Biden’s detailed presentation of Israel’s plan highlighted his growing impatience with the stalemate in negotiations to secure the hostages’ release. “Bibi is under enormous pressure on the hostages… and so he’s prepared to do about anything to get the hostages back,” Biden said, using Netanyahu’s nickname.

When asked if Netanyahu was “playing politics” with the Gaza war, Biden responded, “I don’t think so. He’s trying to work out a serious problem he has,” after a speech on immigration.

Tensions between Biden and Netanyahu have increased as the war drags on. The US has expressed frustration with some of Israel’s military tactics, which officials believe do not adequately protect civilians. White House National Security Council spokesman John Kirby downplayed Biden’s comments, stating, “I think the president was very clear in his answer on that, and we’ll let the prime minister speak to his own politics and to what his critics are saying.”

Biden said in the interview that it wasn’t clear whether Israel’s actions constituted war crimes, a charge made by the International Criminal Court, but acknowledged that Israel had engaged in “activity that is inappropriate.” He added that the situation in Gaza, where many innocent people have suffered and died, has been exacerbated by Hamas’s actions in Israel.

Inside the White House, many see Netanyahu’s reluctance to end the war as a reflection of his precarious political situation, which could worsen with investigations into potential intelligence failures before the October 7 attacks. Biden declined to directly blame Netanyahu for security lapses, saying, “I don’t know how any one person has that responsibility.”

Biden’s main disagreement with Netanyahu lies in the latter’s refusal to plan for post-war Gaza and his opposition to a two-state solution. “My major disagreement with Netanyahu is, what happens after Gaza?

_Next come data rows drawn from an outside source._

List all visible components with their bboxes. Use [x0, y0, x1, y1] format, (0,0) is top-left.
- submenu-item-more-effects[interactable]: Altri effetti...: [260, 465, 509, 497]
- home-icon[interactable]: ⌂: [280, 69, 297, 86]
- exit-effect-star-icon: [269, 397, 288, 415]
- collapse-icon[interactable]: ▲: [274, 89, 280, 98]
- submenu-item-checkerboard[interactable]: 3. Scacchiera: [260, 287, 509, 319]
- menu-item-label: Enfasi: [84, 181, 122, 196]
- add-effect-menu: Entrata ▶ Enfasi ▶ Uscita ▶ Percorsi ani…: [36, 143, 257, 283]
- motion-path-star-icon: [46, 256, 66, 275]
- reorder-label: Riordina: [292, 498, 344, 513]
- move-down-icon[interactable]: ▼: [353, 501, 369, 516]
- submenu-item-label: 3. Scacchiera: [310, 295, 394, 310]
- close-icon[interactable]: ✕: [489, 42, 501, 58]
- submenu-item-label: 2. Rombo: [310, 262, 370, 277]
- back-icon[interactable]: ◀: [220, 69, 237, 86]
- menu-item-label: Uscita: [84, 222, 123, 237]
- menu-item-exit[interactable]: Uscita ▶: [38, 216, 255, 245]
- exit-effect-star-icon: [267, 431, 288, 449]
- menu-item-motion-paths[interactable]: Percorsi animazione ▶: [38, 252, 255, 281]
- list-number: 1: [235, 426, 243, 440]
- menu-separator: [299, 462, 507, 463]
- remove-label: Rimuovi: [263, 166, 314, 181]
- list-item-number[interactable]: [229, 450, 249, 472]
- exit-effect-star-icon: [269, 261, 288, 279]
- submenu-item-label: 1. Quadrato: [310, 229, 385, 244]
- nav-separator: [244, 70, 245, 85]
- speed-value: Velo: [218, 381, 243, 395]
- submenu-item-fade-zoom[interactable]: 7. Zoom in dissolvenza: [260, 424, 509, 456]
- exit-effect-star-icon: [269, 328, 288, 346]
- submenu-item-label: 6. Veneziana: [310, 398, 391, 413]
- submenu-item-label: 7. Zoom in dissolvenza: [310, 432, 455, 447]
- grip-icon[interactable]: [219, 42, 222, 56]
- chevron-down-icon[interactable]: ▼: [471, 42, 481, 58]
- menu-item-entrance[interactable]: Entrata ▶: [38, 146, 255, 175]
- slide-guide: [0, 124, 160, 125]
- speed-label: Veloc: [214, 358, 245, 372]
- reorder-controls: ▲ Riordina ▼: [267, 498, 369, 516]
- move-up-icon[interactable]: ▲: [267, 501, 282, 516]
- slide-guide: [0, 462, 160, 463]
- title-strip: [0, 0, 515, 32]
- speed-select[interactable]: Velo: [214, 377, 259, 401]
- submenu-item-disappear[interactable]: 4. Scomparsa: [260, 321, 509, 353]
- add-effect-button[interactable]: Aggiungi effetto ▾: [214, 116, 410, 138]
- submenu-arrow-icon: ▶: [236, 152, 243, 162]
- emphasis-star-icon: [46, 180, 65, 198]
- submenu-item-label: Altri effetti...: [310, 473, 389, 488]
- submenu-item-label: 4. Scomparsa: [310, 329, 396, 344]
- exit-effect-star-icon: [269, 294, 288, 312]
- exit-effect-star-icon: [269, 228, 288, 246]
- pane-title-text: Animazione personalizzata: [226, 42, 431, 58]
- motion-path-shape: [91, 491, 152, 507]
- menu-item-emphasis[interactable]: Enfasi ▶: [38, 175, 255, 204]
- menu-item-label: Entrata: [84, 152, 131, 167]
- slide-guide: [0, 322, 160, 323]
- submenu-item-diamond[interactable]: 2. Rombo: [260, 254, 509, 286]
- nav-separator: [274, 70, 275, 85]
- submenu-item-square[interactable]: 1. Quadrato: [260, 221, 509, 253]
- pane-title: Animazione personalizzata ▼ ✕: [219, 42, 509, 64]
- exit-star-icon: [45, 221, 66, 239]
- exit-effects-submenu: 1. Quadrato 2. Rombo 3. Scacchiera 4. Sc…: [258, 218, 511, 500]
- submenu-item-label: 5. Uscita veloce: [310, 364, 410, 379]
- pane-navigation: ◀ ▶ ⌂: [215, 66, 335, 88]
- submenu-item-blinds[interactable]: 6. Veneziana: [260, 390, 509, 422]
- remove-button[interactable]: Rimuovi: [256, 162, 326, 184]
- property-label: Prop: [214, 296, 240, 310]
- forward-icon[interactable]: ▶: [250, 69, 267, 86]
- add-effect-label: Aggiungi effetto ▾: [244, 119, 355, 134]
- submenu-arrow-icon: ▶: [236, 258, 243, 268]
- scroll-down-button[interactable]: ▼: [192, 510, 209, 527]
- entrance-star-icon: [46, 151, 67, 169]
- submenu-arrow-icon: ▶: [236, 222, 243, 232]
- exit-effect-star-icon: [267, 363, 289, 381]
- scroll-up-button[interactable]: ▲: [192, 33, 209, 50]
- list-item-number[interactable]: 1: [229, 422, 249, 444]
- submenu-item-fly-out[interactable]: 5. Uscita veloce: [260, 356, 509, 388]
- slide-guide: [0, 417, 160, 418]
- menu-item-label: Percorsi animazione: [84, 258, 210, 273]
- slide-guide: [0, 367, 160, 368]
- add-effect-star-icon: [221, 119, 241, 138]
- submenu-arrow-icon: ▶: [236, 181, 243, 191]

There needs to be a transition to a two-state solution,” Biden said.

Kirby acknowledged past clashes between Biden and Netanyahu, particularly over the viability of a two-state solution, but affirmed, “we’re going to make sure that Israel has what it needs to continue to eliminate the threat by Hamas, and we’re going to continue to work with the prime minister and the war cabinet to try to get this proposal over the finish line.”